The decision to push forward with a clinical trial starting in 2015 is the result of more than ten years of work involving many researchers in both academia and industry. When treated with ASO–Htt-Rx, lab mice that model HD show robust benefits—even treating them with ASOs after they show symptoms leads to improvements in their brains and behavior.
Isis researchers and Prof Sarah Tabrizi, University College London and global head of the ASO–HTT-Rx study, emphasize this first clinical trial is designed purely to evaluate its safety.
This is a critical point. As exciting as this science is, the first planned trial is strictly designed to understand whether the drug is safe. Directly injecting any drug into the nervous system cannot be done lightly—all the potential risks and side effects have to be exhaustively examined in a small number of volunteer patients.
Anatomy of a clinical trial
All Phase I clinical trials aim first and foremost to evaluate safety and tolerability of new drugs. This means that a small group of patients (probably around 36) will be treated with differing amounts of ASO–Htt-Rx, in order to determine whether the drug has adverse side effects, and to help find the optimal dose.
About 25% of the patients involved will receive a placebo injection (one that does not contain any drug) to serve as a comparison group. Doctors will be monitoring the patients’ symptoms in response to the treatment, but the main focus of this trial is about whether the new drug is safe.
Once a drug has been deemed safe in Phase I, it can progress to Phase II. It’s at this second step that physicians can recruit larger numbers of patients and begin to examine how effective the drug is in treating disease symptoms. Having established safety and dose in the first trial, researchers can now ask the question, ‘does this treatment make people’s HD symptoms better (or worse!)’?
If the results of the Phase II trial are positive, a Phase III trial involves even greater numbers of patients, carefully examining the drug’s side effects, effectiveness, and safety. A successful Phase III trial is the kind of result that drug companies need to get a drug approved by national regulatory agencies.

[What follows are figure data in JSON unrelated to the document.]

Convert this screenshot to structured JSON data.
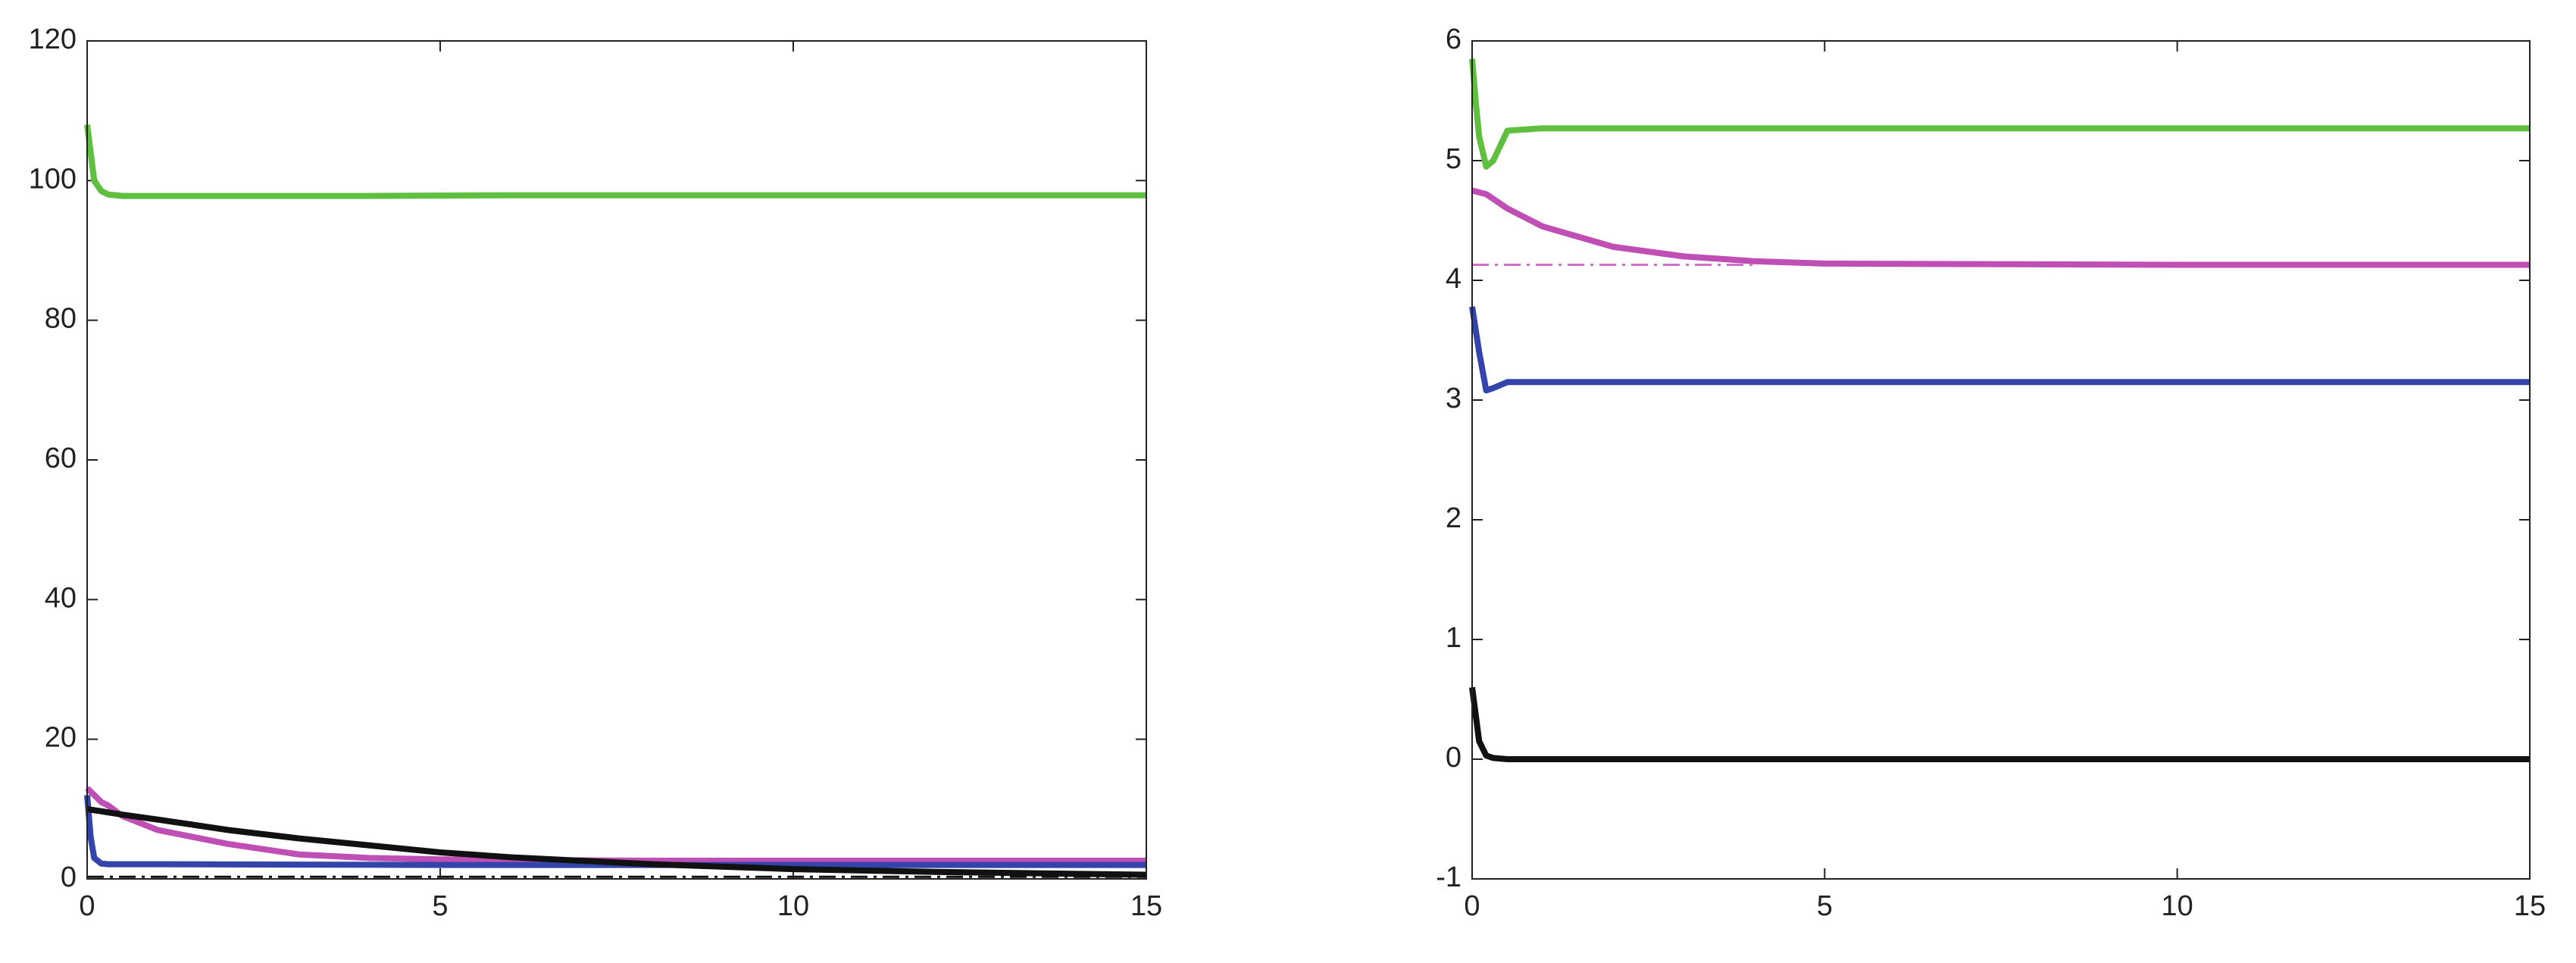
{
  "chart_data": [
    {
      "type": "line",
      "xlim": [
        0,
        15
      ],
      "ylim": [
        0,
        120
      ],
      "xticks": [
        0,
        5,
        10,
        15
      ],
      "yticks": [
        0,
        20,
        40,
        60,
        80,
        100,
        120
      ],
      "grid": false,
      "series": [
        {
          "color": "#5fbf3f",
          "x": [
            0,
            0.1,
            0.2,
            0.3,
            0.5,
            1,
            2,
            4,
            6,
            8,
            10,
            12,
            15
          ],
          "values": [
            108,
            100,
            98.5,
            98,
            97.8,
            97.8,
            97.8,
            97.8,
            97.9,
            97.9,
            97.9,
            97.9,
            97.9
          ]
        },
        {
          "color": "#c04fb5",
          "x": [
            0,
            0.1,
            0.2,
            0.3,
            0.5,
            1,
            2,
            3,
            4,
            5,
            6,
            8,
            10,
            15
          ],
          "values": [
            13,
            12,
            11,
            10.5,
            9,
            7,
            5,
            3.5,
            3,
            2.8,
            2.7,
            2.6,
            2.6,
            2.6
          ]
        },
        {
          "color": "#3344aa",
          "x": [
            0,
            0.05,
            0.1,
            0.2,
            0.3,
            0.5,
            1,
            5,
            10,
            15
          ],
          "values": [
            12,
            6,
            3,
            2.2,
            2.1,
            2.1,
            2.1,
            2,
            2,
            2
          ]
        },
        {
          "color": "#111111",
          "x": [
            0,
            0.5,
            1,
            2,
            3,
            4,
            5,
            6,
            7,
            8,
            10,
            12,
            15
          ],
          "values": [
            10,
            9.2,
            8.5,
            7,
            5.8,
            4.8,
            3.8,
            3.1,
            2.6,
            2.1,
            1.4,
            1,
            0.6
          ]
        },
        {
          "color": "#111111",
          "dash": true,
          "x": [
            0,
            15
          ],
          "values": [
            0.3,
            0.3
          ]
        }
      ]
    },
    {
      "type": "line",
      "xlim": [
        0,
        15
      ],
      "ylim": [
        -1,
        6
      ],
      "xticks": [
        0,
        5,
        10,
        15
      ],
      "yticks": [
        -1,
        0,
        1,
        2,
        3,
        4,
        5,
        6
      ],
      "grid": false,
      "series": [
        {
          "color": "#5fbf3f",
          "x": [
            0,
            0.05,
            0.1,
            0.2,
            0.3,
            0.5,
            1,
            5,
            10,
            15
          ],
          "values": [
            5.85,
            5.5,
            5.2,
            4.95,
            5.0,
            5.25,
            5.27,
            5.27,
            5.27,
            5.27
          ]
        },
        {
          "color": "#c04fb5",
          "x": [
            0,
            0.2,
            0.5,
            1,
            2,
            3,
            4,
            5,
            10,
            15
          ],
          "values": [
            4.75,
            4.72,
            4.6,
            4.45,
            4.28,
            4.2,
            4.16,
            4.14,
            4.13,
            4.13
          ]
        },
        {
          "color": "#3344aa",
          "x": [
            0,
            0.1,
            0.2,
            0.3,
            0.5,
            1,
            5,
            10,
            15
          ],
          "values": [
            3.78,
            3.4,
            3.08,
            3.1,
            3.15,
            3.15,
            3.15,
            3.15,
            3.15
          ]
        },
        {
          "color": "#111111",
          "x": [
            0,
            0.1,
            0.2,
            0.3,
            0.5,
            1,
            5,
            10,
            15
          ],
          "values": [
            0.6,
            0.15,
            0.03,
            0.01,
            0,
            0,
            0,
            0,
            0
          ]
        },
        {
          "color": "#d070c8",
          "dash": true,
          "x": [
            0,
            4
          ],
          "values": [
            4.13,
            4.13
          ]
        }
      ]
    }
  ]
}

What does this mean for HD patients?
The entire process of bringing a drug to market takes years, even if everything goes perfectly. If ASO–Htt-Rx turns out to be safe in the just-announced Phase I study, this first result is just the beginning of a long road in the clinic. Each trial along that path, Phases I, II and III, will involve a relatively small number of treated patients. Furthermore, within each of these trials, some of the volunteers will receive placebotreatment to serve as a comparison for patients receiving HTT–ASO-Rx.

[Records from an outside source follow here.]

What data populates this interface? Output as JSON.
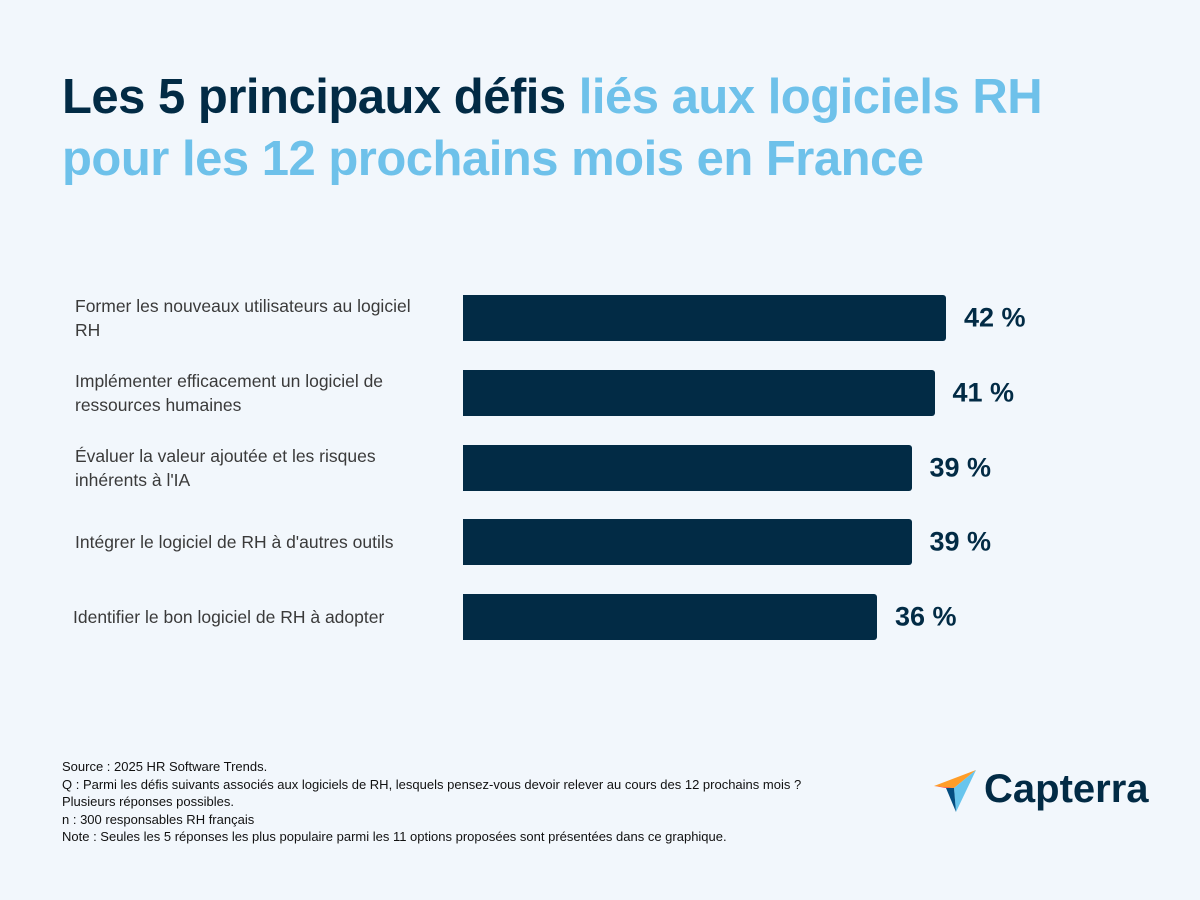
{
  "chart_data": {
    "type": "bar",
    "orientation": "horizontal",
    "title": [
      "Les 5 principaux défis",
      "liés aux logiciels RH pour les 12 prochains mois en France"
    ],
    "title_colors": [
      "#022b45",
      "#6ec1ea"
    ],
    "categories": [
      "Former les nouveaux utilisateurs au logiciel RH",
      "Implémenter  efficacement un logiciel de ressources humaines",
      "Évaluer la valeur ajoutée et les risques inhérents à l'IA",
      "Intégrer le logiciel de RH à d'autres outils",
      "Identifier le bon logiciel de RH à adopter"
    ],
    "values": [
      42,
      41,
      39,
      39,
      36
    ],
    "value_labels": [
      "42 %",
      "41 %",
      "39 %",
      "39 %",
      "36 %"
    ],
    "color": "#022b45",
    "notes": [
      "Source : 2025 HR Software Trends.",
      "Q : Parmi les défis suivants associés aux logiciels de RH, lesquels pensez-vous devoir relever au cours des 12 prochains mois ?",
      "Plusieurs réponses possibles.",
      "n : 300 responsables RH français",
      "Note : Seules les 5 réponses les plus populaire parmi les 11 options proposées sont présentées dans ce graphique."
    ],
    "logo": "Capterra"
  }
}
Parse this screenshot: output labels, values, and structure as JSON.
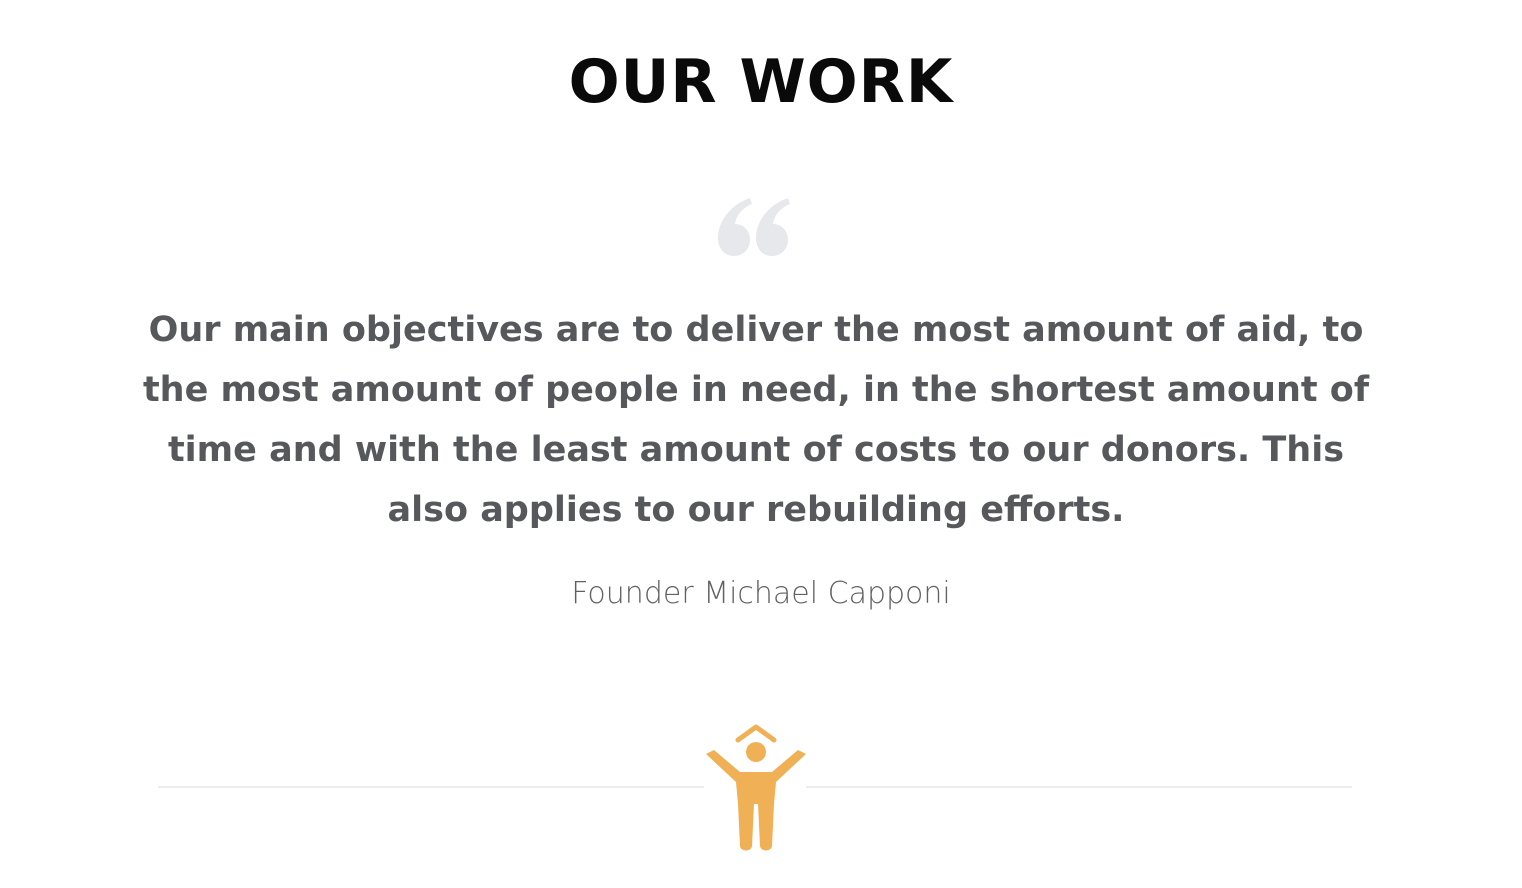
{
  "section": {
    "title": "OUR WORK",
    "quote_icon": "quote-open-icon",
    "quote": "Our main objectives are to deliver the most amount of aid, to the most amount of people in need, in the shortest amount of time and with the least amount of costs to our donors. This also applies to our rebuilding efforts.",
    "author": "Founder Michael Capponi",
    "logo_icon": "person-raising-arms-house-icon"
  },
  "colors": {
    "title": "#0a0a0a",
    "quote_text": "#56585b",
    "quote_mark": "#e6e8eb",
    "author": "#5f6163",
    "accent": "#f0b055",
    "divider": "#ececec"
  }
}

Patients in the Phase I trial of HTT–ASO-Rx will be recruited from just a few medical centers in Europe and Canada. A small set of designated HD research centers, to be announced in early 2015, will seek to recruit trial participants. The recruits will be people in the early stages of HD, but the specific enrollment criteria, locations and timing are not yet public information. We know for sure that a lot of detailed planning is happening behind the scenes, and that everyone is working really hard to advance this trial as quickly as possible.
Safety, uncertainty, hope
In summary, we’re excited that the first human trial of a drug that targets the root cause of HD will start as early as next year. This excitement is tempered by the realization that this first trial is all about safety, involves only a very small number of HD patients, and that many details of the study are still uncertain.
Drugs similar to ASO–Htt-Rx have safely restored healthy behaviors in animal models of HD, and moving the treatment into humans is an exciting step for the whole HD community. We’ll be following the trial’s progress with a keen eye, so that hopefully we can provide intermittent doses of cautious optimism.